Immich recognizes faces in your photos and videos and groups them together into people. You can then assign names to these people and search for them.

The list of people is shown in the Explore page.

Upon clicking on a person, a list of assets that contain their face will be shown.

The asset detail view will also show the faces that are recognized in the asset.

Actions

Additional actions you can do include:

  • Changing the feature photo of the person
  • Setting a person's date of birth
  • Merging two or more detected faces into one person
  • Hiding the faces of a person from the Explore page and detail view
  • Assigning an unrecognized face to a person

It can be found from the app bar when you access the detail view of a person.

How Face Detection Works

Face detection sends the generated preview image to the machine learning service for processing. The service checks if it has the relevant model downloaded and downloads it if not. The image is decoded, pre-processed and passed to the face detection model (with hardware acceleration if configured). The bounding boxes and scores outputted from this model are used to crop and preprocess the image once again to be passed to a facial recognition model (also accelerated if configured). The embeddings from the recognition model, together with the bounding boxes and scores from the face detection model, are then sent back to the server to be added to the database. The embeddings in particular are indexed so they can be searched quickly during facial recognition clustering.

How Facial Recognition Works

The facial recognition algorithm we use is derived from DBSCAN, a popular clustering algorithm. It essentially treats each detected face as a point in a graph and aims to group points that are close to each other.

note

An important concept is whether something is a core point. A core point has a minimum number of points around it within a certain distance. A non-core point can only be assigned to a cluster if it can reach a core point; a non-core point can't be used to extend a cluster even if it's part of one. In Immich, the Minimum Recognized Faces setting controls the threshold to be considered a core point.

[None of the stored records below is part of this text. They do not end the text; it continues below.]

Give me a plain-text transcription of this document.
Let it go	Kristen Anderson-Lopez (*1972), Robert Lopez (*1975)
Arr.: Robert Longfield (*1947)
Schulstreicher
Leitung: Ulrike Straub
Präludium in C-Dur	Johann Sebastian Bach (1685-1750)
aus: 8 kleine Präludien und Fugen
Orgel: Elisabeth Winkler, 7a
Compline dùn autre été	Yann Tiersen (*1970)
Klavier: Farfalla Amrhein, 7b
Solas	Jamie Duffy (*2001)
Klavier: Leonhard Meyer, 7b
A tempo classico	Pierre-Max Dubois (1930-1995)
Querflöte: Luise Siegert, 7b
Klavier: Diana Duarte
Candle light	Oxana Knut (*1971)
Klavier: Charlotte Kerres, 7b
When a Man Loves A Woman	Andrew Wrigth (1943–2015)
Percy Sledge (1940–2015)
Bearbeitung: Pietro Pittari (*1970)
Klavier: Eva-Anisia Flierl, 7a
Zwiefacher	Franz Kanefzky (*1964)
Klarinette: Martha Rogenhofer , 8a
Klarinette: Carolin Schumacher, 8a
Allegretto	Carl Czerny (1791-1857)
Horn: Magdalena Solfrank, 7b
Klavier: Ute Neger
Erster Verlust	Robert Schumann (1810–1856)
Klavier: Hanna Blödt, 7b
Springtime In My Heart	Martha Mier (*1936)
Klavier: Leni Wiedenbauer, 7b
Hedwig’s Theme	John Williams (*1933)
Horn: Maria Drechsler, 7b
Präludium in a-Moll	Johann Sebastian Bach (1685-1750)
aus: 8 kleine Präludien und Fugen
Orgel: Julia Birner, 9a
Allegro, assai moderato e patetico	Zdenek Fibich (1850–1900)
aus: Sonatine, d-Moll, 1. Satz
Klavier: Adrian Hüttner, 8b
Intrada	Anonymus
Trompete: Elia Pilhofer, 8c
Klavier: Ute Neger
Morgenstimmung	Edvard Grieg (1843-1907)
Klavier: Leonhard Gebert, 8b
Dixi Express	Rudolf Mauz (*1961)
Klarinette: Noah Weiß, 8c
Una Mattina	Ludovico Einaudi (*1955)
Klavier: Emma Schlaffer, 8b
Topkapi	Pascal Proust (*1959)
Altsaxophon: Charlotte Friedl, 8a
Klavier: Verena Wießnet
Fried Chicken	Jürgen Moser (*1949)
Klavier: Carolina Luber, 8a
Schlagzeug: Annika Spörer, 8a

For each face, it looks around it to find other faces within a certain distance. Faces within this distance are considered similar, so it then checks if any of these faces are associated with a person.

If there is an existing person, it assigns the person of the most similar face to the face being processed.

If there is none, then it has to determine something from the DBSCAN algorithm: whether the face is a core point. If there are a certain number of similar faces (by default 3, including the face being considered), then this face is a core point. A new person is created for this face and the face is assigned to it. When other faces are processed, if they're similar to this face, they'll see that it has an associated person and can be assigned to that person.

However, if there aren't enough similar faces, no new person will be created. Instead, the face will wait for all the other faces to be processed to see if any matches that previously didn't have an associated person now do. If they do, then the face will be assigned to that person. If not, this face will be considered an outlier, such as a stranger in the background of an image.

The algorithm has some subtle differences compared to DBSCAN:

  • DBSCAN doesn't have a concept of incremental clustering: it clusters all points at once. In contrast, facial recognition has to evolve as more assets are added without re-clustering everything each time.
    • The algorithm described above works within a set of queued assets. Once these faces are processed and a new round of faces are detected, the behavior will not be the same as traditional DBSCAN since it preserves the clusters (people) generated from the previous round.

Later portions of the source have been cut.